Не такой женщиной была Белла Андреевна, чтобы оставить последнее слово за противником.
– Я всегда знала, что этим кончится, – низким печальным голосом констатировала она. – Я была уверена, что рано или поздно ты бросишь моего сына.
Но и Маша слишком долго сдерживалась за эти три года, чтобы промолчать напоследок.
– Еще бы, – понимающе улыбнулась она, – ведь вы столько для этого сделали.
Встала и вышла, сопровождаемая почтительным молчанием Леметины, которая впервые не облаяла уходящую Машу.
…………………………………………………
– Поразительная я была идиотка, – пробормотала Маша и выбралась из-под одеяла. – Невероятная. За три года не разобраться, что происходит! Марине хватило на это четырех месяцев.
Мариной звали новую жену Артема. От знакомых Маша знала, что Белла Андреевна возненавидела Марину еще сильнее, чем ее. Марина была костистой брюнеткой с сердитым личиком, чем-то напоминавшая саму Беллу.
На четвертый месяц совместной жизни Белла устроила молодоженам «цыганочку с выходом». Повод не имел значения.
Кажется, Артем собирался уехать на две недели вдвоем с Мариной, оставив маму Беллу страдать в Москве в полном одиночестве, и ее старое больное сердце не могло выдержать такого пренебрежения.
Вместо того чтобы разделить заботу мужа о маме, Марина закатила головокружительный скандал. Стены старого особняка не слышали прежде таких обвинений, которыми она осыпала Беллу. Старуха тихо торжествовала, полагая, что открыла сыну истинное лицо его возлюбленной. Но под конец выступления Марина очень натурально схватилась за сердце и осела на пол.
«Симулянтка! – бушевала взбешенная Белла. – Наглая притворщица! Темочка, выгони эту лицедейку!» Но Артем отчего-то не послушался. Он отвез стонущую Марину в больницу и провел с ней целые сутки, не отходя от постели больной.
А как только Марина выздоровела, улетел с ней на две недели в Марокко. Как и планировалось.
И Белле, умной женщине, не оставалось ничего иного, как признать свое поражение. И как умная женщина, по возвращении молодой семьи она сделала вид, что ничего особенного не произошло. С невесткой с тех пор была мила, а если и теряла иногда сознание, то лишь затем, чтобы не утратить полезный навык.
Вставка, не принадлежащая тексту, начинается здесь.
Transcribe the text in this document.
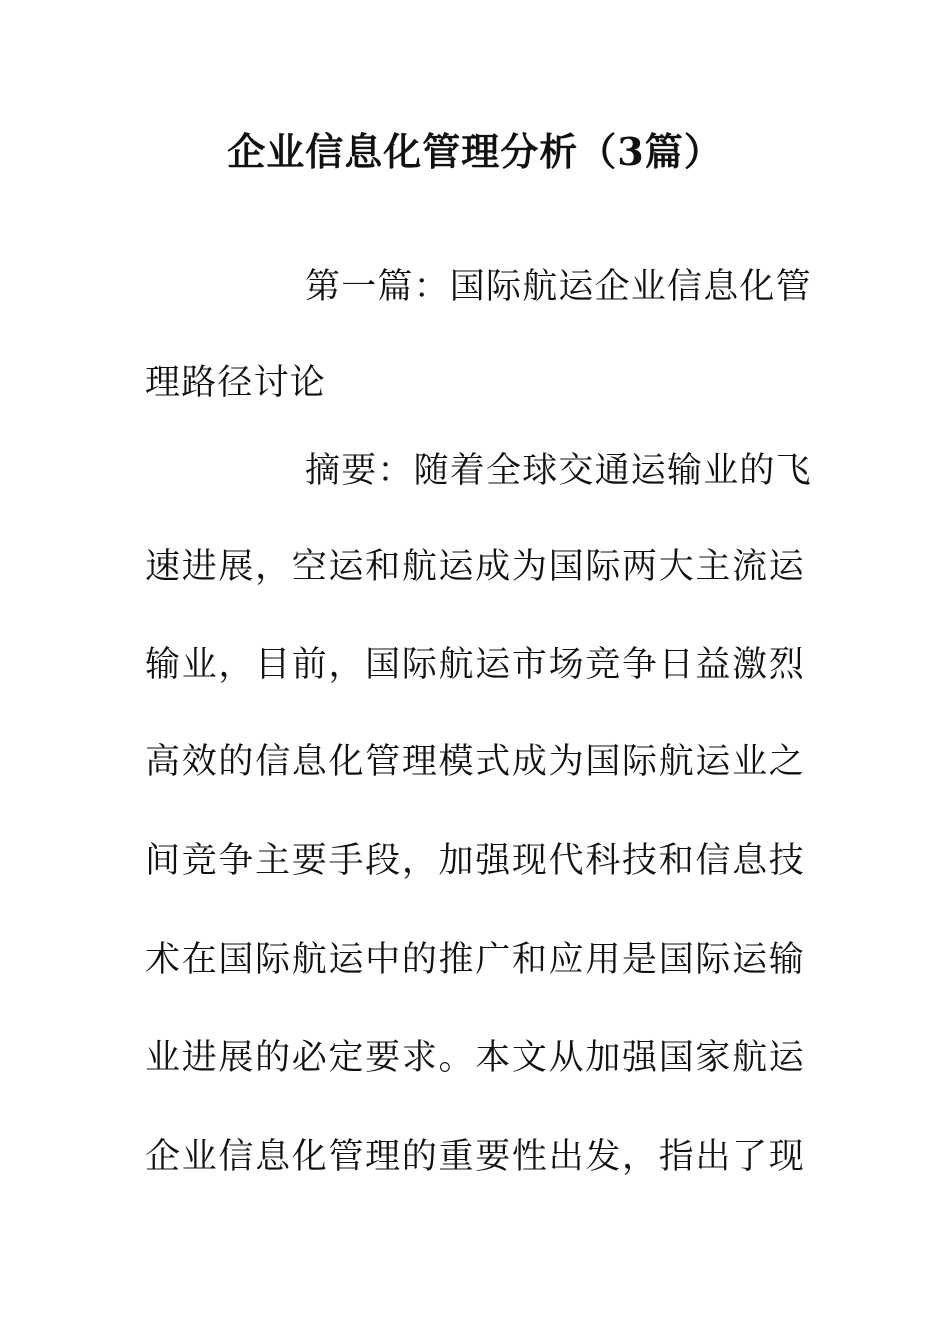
企业信息化管理分析（3篇）
第一篇：国际航运企业信息化管
理路径讨论
摘要：随着全球交通运输业的飞
速进展，空运和航运成为国际两大主流运
输业，目前，国际航运市场竞争日益激烈
高效的信息化管理模式成为国际航运业之
间竞争主要手段，加强现代科技和信息技
术在国际航运中的推广和应用是国际运输
业进展的必定要求。本文从加强国家航运
企业信息化管理的重要性出发，指出了现
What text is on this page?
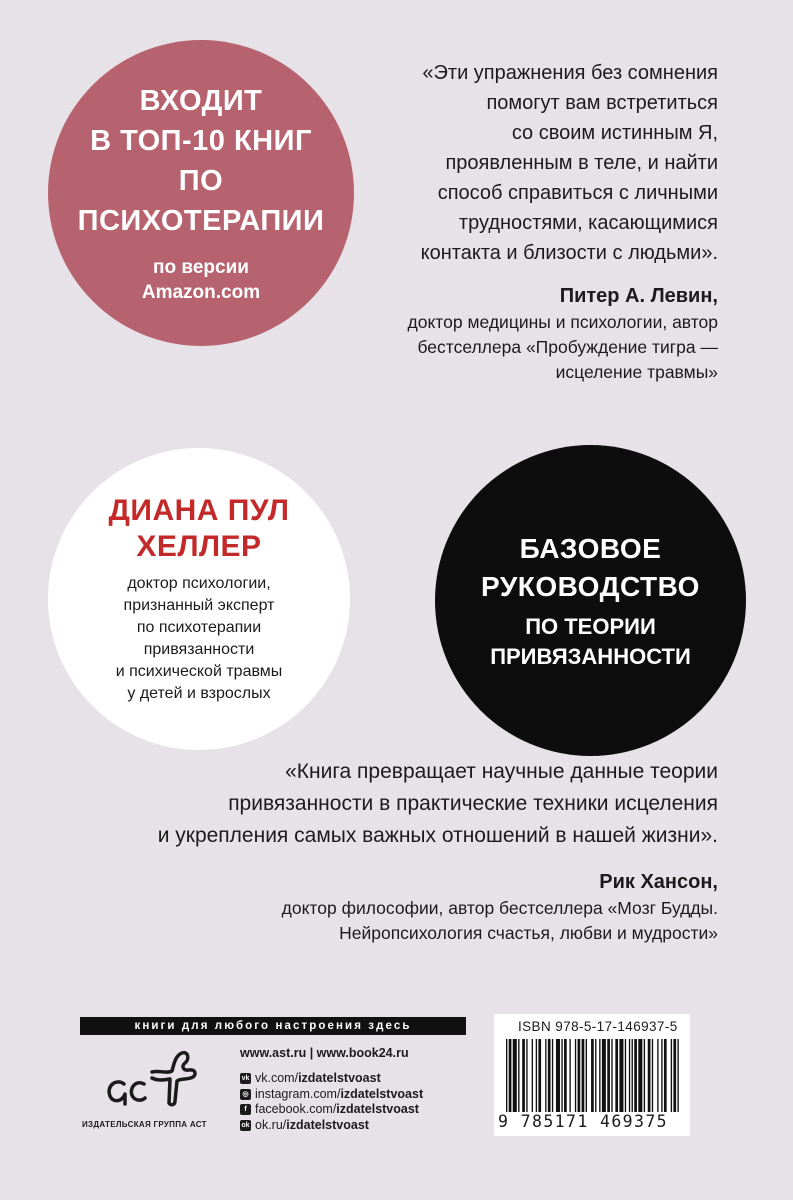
ВХОДИТ
В ТОП-10 КНИГ
ПО
ПСИХОТЕРАПИИ
по версии
Amazon.com
«Эти упражнения без сомнения
помогут вам встретиться
со своим истинным Я,
проявленным в теле, и найти
способ справиться с личными
трудностями, касающимися
контакта и близости с людьми».
Питер А. Левин,
доктор медицины и психологии, автор
бестселлера «Пробуждение тигра —
исцеление травмы»
ДИАНА ПУЛ
ХЕЛЛЕР
доктор психологии,
признанный эксперт
по психотерапии
привязанности
и психической травмы
у детей и взрослых
БАЗОВОЕ
РУКОВОДСТВО
ПО ТЕОРИИ
ПРИВЯЗАННОСТИ
«Книга превращает научные данные теории
привязанности в практические техники исцеления
и укрепления самых важных отношений в нашей жизни».
Рик Хансон,
доктор философии, автор бестселлера «Мозг Будды.
Нейропсихология счастья, любви и мудрости»
книги для любого настроения здесь
ИЗДАТЕЛЬСКАЯ ГРУППА АСТ
www.ast.ru | www.book24.ru
vk vk.com/ izdatelstvoast
◎ instagram.com/ izdatelstvoast
f facebook.com/ izdatelstvoast
ok ok.ru/ izdatelstvoast
ISBN 978-5-17-146937-5
9 785171 469375
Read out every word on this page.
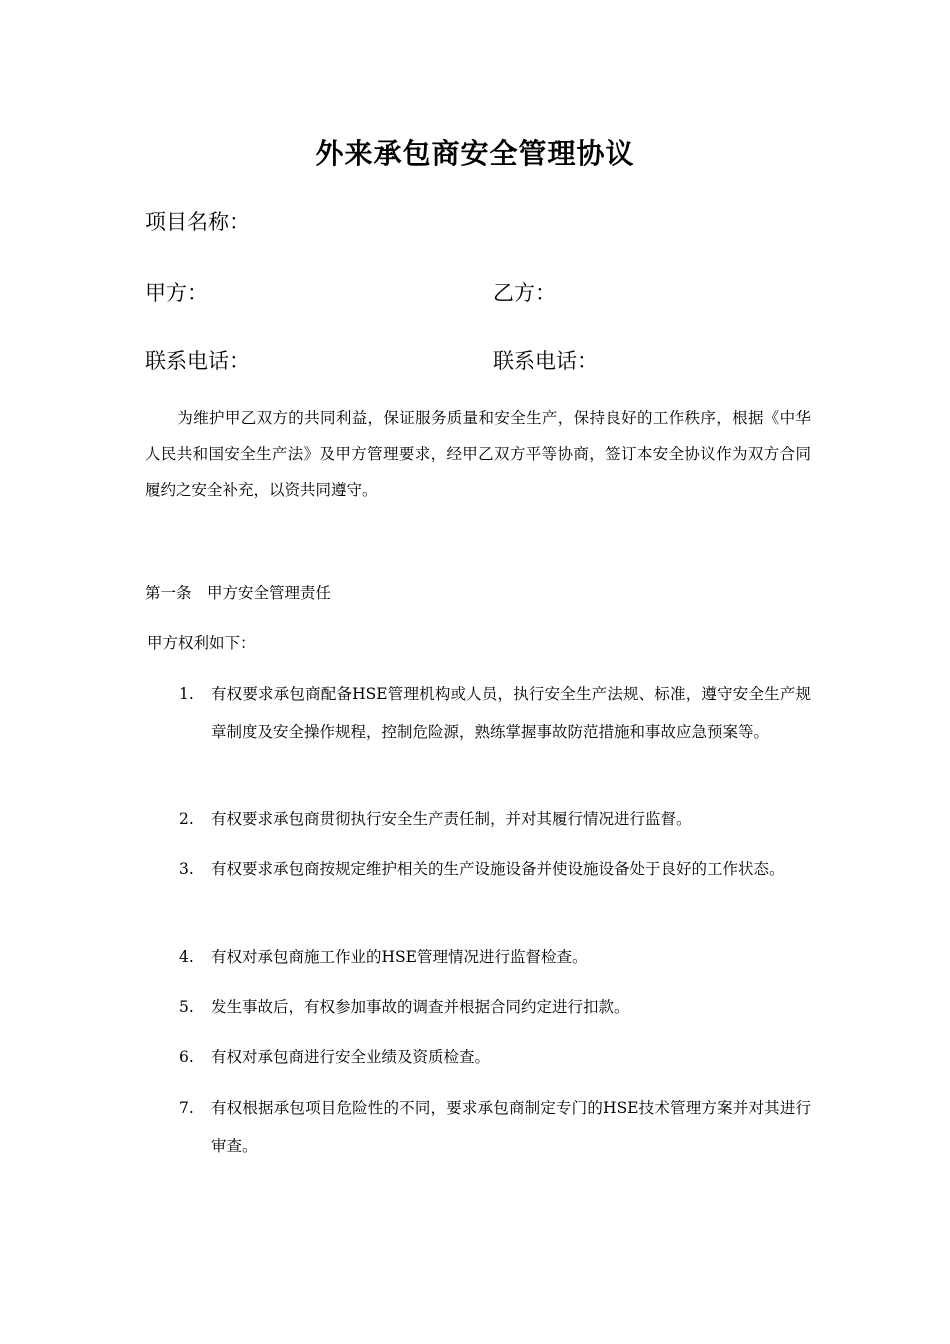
外来承包商安全管理协议
项目名称：
甲方：	乙方：
联系电话：	联系电话：
为维护甲乙双方的共同利益，保证服务质量和安全生产，保持良好的工作秩序，根据《中华人民共和国安全生产法》及甲方管理要求，经甲乙双方平等协商，签订本安全协议作为双方合同履约之安全补充，以资共同遵守。
第一条　甲方安全管理责任
甲方权利如下：
1.	有权要求承包商配备HSE管理机构或人员，执行安全生产法规、标准，遵守安全生产规章制度及安全操作规程，控制危险源，熟练掌握事故防范措施和事故应急预案等。
2.	有权要求承包商贯彻执行安全生产责任制，并对其履行情况进行监督。
3.	有权要求承包商按规定维护相关的生产设施设备并使设施设备处于良好的工作状态。
4.	有权对承包商施工作业的HSE管理情况进行监督检查。
5.	发生事故后，有权参加事故的调查并根据合同约定进行扣款。
6.	有权对承包商进行安全业绩及资质检查。
7.	有权根据承包项目危险性的不同，要求承包商制定专门的HSE技术管理方案并对其进行审查。
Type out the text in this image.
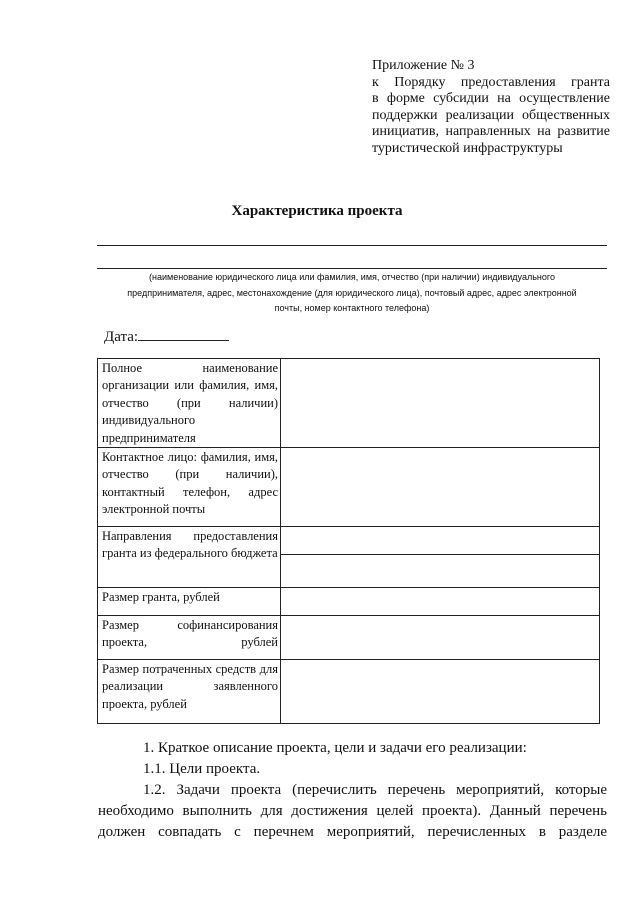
Приложение № 3
к Порядку предоставления гранта
в форме субсидии на осуществление
поддержки реализации общественных
инициатив, направленных на развитие
туристической инфраструктуры
Характеристика проекта
(наименование юридического лица или фамилия, имя, отчество (при наличии) индивидуального
предпринимателя, адрес, местонахождение (для юридического лица), почтовый адрес, адрес электронной
почты, номер контактного телефона)
Дата:
Полное наименование организации или фамилия, имя, отчество (при наличии) индивидуального предпринимателя	
Контактное лицо: фамилия, имя, отчество (при наличии), контактный телефон, адрес электронной почты	
Направления предоставления гранта из федерального бюджета	

Размер гранта, рублей	
Размер софинансирования проекта, рублей	
Размер потраченных средств для реализации заявленного проекта, рублей	
1. Краткое описание проекта, цели и задачи его реализации:
1.1. Цели проекта.
1.2. Задачи проекта (перечислить перечень мероприятий, которые
необходимо выполнить для достижения целей проекта). Данный перечень
должен совпадать с перечнем мероприятий, перечисленных в разделе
Маша заставила себя выбросить из головы Артема и его семью. Набрав в зубы шпилек, она встала перед зеркалом и принялась сосредоточенно заплетать косы во «французскую корзинку».
Красивые прически Успенская научилась делать в четырнадцать лет. Директриса очередной школы не поощряла распущенные волосы у своих учениц, а мать наотрез отказалась помогать Маше заплетать их.
– Отрежь их – и дело с концом, – посоветовала она. – Сделай каре, тебе пойдет.
Маша так и поступила бы, если бы не вмешалась соседка, Татьяна Ивановна. Милая улыбчивая женщина случайно услышала их разговор на лестничной клетке и вдруг обрушилась на Анну, покраснев от возмущения.
– Отрежь?! Ты с ума сошла! Другая девочка за такую красоту полжизни отдаст!
– Мне кажется, это наше семейное дело, – заметила мать с холодностью, исключающей любое продолжение разговора.
Но, к удивлению Маши, ее слова не возымели эффекта.
– Послушай моего совета, милая, – увещевающе обратилась к Маше соседка, – не стриги. Избавиться от волос всегда успеешь. Но сколько тебе придется растить такую копну? Лет десять, не меньше.
Волос действительно была целая копна. Даже когда Маша собирала ее в хвост, он выглядел слишком длинным и пышным для строгой школы.
– Меня на уроки не пустят, – пожаловалась Маша. – Не косу же мне заплетать. С косой я как дура.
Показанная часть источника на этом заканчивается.